George D. Lundberg, MD  

Disclosures

September 18, 2017

Hello and welcome. I am Dr George Lundberg and this is At Large at Medscape.

September is "be kind to addicts" month. Addiction is no laughing matter. Once chemical addiction is well established, it is probably lifelong. Thus, prevention is the key. Maximum education, parental and societal authority, law, and culture should make an effort to delay the introduction of potentially addicting substances into American youth as long as possible. The more mature a brain becomes, the less likely it will respond to exposure with lifelong addiction.

But for the already addicted, whether the drug is ethyl alcohol, nicotine, opiates, or opioids, harm reduction should be the goal of therapy. These dictates are not religious, philosophical, or ideological; they are scientific clinical medicine and public health.

Today I want to focus on tobacco smoking and nicotine addiction.

An American tipping point looms for supporting harm reduction with tobacco. All of us, together, should double down on our efforts to prevent the premature deaths of some 40,000 US smokers a month, or 480,000 US deaths each year from smoking-related illness.[1]

I hate the tobacco industry and its knowingly murder-for-profit actions. Of course, lifelong abstinence from nicotine is the preferred route. But that approach fails for many and we collectively seem to say, "Quit smoking or die," while offering no other practical options. But now we can do better. We know how to be tough against the tobacco addiction industry and also kind to the addicted victims and their loved ones. Two "simple" steps can take us two giant leaps forward.

Giant Leaps Forward

First: Pass federal legislation or state legislation in all 50 states, making the growing, manufacture, advertising, marketing, sale, possession, and use of tobacco for smoking illegal in the United States of America.

Wow! Seriously.

Second: Recognize that for the highly addicted nicotine addicts, their addiction, if incurable, can be safely sustained by legal provision of nicotine via other methods that do not include tobacco combustion. US Food and Drug Administration (FDA)-approved prescription products such as nicotine patches and gum suffice for some nicotine-dependent individuals. But other products provide the opportunity for the great leap forward.

I have twice published on these pages in favor of the use of e-cigarettes by nicotine addicts (with various public health safeguards against use or accidental overdose by children) as a reasonable means of reducing harm.[2,3] I reaffirm that position today.
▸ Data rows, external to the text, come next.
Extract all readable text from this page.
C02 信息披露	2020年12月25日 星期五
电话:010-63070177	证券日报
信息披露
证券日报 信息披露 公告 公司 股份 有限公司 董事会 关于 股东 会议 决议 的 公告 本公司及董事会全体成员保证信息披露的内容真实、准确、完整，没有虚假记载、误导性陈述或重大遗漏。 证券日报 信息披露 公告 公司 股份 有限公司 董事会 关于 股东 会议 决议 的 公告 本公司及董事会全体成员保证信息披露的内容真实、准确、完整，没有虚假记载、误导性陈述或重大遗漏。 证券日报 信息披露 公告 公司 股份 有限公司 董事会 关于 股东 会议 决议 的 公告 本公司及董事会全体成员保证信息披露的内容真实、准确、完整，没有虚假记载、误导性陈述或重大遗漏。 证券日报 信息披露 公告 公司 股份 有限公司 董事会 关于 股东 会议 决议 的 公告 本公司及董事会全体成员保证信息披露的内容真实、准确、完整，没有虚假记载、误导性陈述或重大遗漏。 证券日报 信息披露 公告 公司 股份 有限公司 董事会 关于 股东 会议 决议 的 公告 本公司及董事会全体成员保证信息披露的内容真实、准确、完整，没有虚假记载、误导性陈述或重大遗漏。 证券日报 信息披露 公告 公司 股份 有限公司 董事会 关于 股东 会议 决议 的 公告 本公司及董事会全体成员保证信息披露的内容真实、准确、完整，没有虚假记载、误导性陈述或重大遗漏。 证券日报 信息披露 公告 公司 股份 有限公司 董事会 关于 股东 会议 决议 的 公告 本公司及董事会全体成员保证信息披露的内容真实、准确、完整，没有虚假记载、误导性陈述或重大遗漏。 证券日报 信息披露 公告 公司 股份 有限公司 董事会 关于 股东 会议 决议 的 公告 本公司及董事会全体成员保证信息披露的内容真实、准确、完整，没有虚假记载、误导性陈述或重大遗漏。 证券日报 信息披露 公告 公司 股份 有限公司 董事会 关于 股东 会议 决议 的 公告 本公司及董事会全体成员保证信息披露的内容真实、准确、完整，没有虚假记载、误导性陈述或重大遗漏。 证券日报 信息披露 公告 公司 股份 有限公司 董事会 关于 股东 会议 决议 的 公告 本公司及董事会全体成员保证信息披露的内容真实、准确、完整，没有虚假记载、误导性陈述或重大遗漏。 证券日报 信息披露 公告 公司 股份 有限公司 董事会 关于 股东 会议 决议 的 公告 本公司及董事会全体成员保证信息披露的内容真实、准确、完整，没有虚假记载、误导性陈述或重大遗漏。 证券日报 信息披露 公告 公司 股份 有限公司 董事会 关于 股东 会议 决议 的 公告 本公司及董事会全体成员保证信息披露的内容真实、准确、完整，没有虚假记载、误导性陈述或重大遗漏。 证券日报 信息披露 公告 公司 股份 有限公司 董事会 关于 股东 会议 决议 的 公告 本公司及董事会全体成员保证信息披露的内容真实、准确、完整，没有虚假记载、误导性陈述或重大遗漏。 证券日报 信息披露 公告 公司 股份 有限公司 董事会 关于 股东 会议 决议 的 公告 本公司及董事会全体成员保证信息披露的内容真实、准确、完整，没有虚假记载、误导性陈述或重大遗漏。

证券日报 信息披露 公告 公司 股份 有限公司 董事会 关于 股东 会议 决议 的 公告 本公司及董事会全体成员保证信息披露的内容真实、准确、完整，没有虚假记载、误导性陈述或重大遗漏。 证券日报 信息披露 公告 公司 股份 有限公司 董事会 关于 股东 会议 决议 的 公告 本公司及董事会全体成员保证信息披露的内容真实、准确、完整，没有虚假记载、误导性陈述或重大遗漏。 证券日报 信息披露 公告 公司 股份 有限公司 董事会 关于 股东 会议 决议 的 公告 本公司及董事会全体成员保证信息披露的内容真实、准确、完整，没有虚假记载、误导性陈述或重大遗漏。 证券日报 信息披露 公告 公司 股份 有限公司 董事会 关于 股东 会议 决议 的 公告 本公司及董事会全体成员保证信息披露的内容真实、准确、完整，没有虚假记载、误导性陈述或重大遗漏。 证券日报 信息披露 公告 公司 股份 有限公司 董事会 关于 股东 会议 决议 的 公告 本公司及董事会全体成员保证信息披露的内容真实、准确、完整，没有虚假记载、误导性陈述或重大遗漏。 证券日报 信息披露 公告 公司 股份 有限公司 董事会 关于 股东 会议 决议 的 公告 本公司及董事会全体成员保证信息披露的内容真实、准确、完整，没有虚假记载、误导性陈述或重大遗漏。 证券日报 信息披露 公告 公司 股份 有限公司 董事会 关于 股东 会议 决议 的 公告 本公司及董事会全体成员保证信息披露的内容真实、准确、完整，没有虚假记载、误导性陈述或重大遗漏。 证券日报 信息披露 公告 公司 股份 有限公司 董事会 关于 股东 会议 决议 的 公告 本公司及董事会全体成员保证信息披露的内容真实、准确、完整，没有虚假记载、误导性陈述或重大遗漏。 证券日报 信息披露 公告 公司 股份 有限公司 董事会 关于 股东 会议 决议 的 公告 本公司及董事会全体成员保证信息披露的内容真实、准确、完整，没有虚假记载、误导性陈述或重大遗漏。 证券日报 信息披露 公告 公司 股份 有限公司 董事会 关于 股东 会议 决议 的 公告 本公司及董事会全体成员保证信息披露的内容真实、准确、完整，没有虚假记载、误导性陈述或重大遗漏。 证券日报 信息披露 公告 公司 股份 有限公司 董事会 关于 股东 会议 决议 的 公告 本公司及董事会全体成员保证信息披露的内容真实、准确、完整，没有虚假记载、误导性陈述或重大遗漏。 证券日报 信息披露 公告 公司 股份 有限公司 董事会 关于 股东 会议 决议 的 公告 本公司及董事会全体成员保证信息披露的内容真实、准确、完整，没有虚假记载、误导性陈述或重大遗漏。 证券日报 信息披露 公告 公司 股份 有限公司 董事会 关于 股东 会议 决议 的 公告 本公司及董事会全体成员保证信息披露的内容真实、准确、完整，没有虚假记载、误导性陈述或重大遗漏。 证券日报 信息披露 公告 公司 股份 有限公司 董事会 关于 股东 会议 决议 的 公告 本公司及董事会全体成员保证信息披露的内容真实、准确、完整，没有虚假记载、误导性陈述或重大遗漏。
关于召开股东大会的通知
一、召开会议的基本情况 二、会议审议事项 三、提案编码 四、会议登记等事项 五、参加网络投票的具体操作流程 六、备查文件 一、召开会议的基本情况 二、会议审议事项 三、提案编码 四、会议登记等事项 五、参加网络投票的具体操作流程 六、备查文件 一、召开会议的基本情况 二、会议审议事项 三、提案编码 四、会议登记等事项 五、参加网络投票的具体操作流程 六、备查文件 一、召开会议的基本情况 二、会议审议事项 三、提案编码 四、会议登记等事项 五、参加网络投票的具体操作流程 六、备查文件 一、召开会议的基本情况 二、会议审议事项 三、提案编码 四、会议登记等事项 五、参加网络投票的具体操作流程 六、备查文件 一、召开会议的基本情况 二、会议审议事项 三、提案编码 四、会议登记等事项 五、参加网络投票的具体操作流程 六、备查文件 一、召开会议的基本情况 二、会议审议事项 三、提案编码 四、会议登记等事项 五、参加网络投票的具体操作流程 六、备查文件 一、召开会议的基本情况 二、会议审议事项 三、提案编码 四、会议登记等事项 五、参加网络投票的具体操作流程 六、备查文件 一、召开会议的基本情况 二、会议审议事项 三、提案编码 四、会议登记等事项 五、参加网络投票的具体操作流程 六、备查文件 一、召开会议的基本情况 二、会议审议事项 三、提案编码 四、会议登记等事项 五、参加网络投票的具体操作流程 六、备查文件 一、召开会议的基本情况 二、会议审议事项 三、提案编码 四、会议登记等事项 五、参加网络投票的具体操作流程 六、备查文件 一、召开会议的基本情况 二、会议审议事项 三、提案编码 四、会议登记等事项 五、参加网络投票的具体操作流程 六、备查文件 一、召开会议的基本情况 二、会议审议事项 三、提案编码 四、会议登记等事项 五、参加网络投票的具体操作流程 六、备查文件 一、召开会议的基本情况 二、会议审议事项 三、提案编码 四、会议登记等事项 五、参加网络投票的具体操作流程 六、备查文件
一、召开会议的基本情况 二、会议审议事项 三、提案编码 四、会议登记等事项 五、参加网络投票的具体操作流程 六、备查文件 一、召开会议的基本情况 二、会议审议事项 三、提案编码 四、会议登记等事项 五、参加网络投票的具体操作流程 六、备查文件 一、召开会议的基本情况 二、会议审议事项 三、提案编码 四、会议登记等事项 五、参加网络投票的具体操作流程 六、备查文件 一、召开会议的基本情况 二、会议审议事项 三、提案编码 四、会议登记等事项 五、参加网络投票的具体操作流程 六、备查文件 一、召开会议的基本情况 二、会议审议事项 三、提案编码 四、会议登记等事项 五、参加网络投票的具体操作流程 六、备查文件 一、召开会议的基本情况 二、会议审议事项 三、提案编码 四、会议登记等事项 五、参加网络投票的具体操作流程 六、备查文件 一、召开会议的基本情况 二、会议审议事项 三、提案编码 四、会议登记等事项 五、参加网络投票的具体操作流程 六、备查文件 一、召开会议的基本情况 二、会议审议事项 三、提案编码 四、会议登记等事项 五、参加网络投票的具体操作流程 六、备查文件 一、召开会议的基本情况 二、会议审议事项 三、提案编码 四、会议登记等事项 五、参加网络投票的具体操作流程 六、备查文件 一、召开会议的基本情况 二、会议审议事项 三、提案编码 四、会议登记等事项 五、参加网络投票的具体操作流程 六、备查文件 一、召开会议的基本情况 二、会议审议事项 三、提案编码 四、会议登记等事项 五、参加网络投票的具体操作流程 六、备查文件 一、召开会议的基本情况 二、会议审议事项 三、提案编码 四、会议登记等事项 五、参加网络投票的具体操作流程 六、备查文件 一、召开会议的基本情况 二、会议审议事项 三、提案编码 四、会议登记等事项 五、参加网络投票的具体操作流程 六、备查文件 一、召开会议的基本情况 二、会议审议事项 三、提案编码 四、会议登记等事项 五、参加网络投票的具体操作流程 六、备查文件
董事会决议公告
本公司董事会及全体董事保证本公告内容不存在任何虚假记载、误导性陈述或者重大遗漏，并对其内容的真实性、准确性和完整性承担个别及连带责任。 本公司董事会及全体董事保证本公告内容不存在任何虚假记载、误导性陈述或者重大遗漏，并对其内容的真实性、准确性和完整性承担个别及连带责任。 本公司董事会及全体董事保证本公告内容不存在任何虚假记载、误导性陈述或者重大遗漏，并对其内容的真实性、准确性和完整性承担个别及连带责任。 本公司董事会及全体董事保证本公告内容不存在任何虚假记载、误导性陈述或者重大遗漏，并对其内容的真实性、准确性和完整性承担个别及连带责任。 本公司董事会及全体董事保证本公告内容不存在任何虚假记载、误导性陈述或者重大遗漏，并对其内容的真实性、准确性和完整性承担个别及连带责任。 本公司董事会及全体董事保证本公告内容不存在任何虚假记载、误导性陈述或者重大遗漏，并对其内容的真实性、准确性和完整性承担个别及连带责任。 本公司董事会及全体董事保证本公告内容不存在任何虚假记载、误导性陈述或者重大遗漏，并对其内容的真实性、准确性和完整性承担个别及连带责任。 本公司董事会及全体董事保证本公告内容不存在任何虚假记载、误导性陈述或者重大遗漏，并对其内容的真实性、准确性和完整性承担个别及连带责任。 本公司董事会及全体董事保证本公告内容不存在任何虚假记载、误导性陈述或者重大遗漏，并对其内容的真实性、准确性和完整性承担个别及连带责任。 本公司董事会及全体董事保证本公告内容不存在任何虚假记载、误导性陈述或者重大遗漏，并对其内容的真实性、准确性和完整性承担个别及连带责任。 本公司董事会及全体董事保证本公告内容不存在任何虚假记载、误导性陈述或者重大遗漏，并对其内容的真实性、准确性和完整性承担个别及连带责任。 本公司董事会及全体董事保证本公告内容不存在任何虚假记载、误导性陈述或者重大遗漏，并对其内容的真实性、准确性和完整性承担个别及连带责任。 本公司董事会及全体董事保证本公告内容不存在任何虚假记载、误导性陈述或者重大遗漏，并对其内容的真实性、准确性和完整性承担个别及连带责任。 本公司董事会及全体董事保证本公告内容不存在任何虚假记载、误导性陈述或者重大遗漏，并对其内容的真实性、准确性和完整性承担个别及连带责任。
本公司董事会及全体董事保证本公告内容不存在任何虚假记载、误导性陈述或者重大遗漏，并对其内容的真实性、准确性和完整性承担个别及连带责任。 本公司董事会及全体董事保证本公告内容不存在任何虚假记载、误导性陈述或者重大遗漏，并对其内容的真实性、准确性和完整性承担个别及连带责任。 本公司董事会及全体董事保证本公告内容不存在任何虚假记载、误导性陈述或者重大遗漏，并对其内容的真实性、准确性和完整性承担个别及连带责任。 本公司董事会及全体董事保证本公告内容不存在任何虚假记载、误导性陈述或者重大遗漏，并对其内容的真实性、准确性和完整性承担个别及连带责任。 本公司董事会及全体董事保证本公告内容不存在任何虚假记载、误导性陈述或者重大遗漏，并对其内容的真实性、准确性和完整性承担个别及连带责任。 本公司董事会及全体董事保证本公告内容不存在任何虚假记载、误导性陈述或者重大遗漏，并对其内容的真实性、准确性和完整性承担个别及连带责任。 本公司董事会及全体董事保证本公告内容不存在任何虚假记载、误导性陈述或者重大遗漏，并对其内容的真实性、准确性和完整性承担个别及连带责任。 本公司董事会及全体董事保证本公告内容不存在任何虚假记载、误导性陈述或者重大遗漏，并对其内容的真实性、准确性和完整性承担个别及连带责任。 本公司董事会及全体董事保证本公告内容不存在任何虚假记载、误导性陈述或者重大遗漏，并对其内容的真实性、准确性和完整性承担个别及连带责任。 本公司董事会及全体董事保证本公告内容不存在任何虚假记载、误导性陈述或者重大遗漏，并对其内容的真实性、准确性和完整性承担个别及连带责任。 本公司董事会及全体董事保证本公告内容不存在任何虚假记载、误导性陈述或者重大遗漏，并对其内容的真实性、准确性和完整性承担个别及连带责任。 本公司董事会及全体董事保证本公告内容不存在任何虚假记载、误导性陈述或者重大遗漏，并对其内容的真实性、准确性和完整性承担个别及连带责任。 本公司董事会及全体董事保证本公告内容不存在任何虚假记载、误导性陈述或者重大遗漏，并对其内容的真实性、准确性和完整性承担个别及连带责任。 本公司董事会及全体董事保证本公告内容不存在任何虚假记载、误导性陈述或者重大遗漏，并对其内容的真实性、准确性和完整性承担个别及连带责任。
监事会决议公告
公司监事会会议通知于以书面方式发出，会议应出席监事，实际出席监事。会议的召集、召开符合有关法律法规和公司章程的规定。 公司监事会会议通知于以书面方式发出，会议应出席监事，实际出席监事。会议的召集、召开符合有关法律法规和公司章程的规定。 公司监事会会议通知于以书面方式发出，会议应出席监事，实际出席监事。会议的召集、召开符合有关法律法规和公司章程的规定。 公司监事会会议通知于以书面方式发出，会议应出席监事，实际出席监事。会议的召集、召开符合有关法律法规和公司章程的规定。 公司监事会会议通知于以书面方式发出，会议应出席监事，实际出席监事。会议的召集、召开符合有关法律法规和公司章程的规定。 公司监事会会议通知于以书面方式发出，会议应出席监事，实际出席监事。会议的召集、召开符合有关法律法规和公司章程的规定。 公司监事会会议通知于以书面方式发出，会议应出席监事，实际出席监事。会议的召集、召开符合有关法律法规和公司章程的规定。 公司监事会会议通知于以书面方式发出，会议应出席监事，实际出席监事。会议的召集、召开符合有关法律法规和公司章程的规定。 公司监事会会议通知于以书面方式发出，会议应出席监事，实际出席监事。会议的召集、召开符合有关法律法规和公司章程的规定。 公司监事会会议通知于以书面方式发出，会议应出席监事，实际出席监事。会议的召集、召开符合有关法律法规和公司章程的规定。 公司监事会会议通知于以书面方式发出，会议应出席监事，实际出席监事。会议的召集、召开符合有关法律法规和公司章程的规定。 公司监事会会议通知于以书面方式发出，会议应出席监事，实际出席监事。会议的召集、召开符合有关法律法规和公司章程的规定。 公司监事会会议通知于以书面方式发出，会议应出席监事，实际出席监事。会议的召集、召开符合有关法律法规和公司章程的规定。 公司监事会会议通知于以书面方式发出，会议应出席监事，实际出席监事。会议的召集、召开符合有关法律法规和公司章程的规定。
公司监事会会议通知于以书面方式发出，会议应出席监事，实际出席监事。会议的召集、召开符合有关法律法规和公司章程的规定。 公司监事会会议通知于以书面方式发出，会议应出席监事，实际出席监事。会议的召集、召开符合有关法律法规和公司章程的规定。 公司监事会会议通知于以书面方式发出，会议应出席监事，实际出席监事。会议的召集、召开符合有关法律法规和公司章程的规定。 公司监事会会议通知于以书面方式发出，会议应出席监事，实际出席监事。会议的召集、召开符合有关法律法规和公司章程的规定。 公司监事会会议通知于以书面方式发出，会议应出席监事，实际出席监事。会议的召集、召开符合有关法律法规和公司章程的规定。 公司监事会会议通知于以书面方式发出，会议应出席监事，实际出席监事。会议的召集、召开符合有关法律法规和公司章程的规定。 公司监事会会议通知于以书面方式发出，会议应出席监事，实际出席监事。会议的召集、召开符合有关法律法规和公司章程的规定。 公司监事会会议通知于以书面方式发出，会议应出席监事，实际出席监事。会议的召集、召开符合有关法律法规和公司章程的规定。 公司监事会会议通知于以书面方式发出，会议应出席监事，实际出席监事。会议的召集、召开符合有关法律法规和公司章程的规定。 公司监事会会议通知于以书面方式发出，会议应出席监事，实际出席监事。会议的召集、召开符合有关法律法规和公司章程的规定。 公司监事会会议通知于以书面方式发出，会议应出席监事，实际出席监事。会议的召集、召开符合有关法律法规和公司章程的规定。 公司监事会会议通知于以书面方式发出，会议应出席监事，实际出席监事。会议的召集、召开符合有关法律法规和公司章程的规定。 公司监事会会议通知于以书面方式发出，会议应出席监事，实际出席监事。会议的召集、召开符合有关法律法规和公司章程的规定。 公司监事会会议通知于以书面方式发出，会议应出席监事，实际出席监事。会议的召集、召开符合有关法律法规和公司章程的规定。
But another major player in the harm-reduction field should be given serious consideration in the United States and, most likely, a fast track into mainstream use. The supporting research is voluminous, the public health success revolutionary. Quick disclosure: I am 100% genetically Swedish, although born in the USA, and I happen to believe that the modern Swedes do a lot of things really well.

A moist form of smokeless tobacco in a pouch that is placed under the upper lip and called "snus" has been in common use in Sweden for several decades. Its widespread acceptance and use is credited by many as the key reason why adult daily tobacco smoking rates in Sweden are now 5%, by far the lowest in Europe, which averages 30%.[4] That rate is vastly superior to the comparatively favorable US rates of 15%, a number that trended dramatically downward from the 1960s rate of 42% but then slowed in the 2000s. This Swedish success was achieved by strategically shifting the confirmed nicotine addicts away from inhaling combustion products and toward the oral nicotine delivery pouches.

Snus and e-cigarettes provide two kind methods to greatly reduce harm for those recalcitrant American nicotine addicts who otherwise would continue to inhale tobacco smoke with all of its toxic elements. They offer nicotine fixes without the killing poisons, a clear winner for kindness.

Let's do it. Let's beat Big Tobacco. Legislators, FDA, show even more compassion for smokers, please. With drug addicts, let's be redemptive, not punitive.

That is my opinion. I am Dr George Lundberg, at large at Medscape.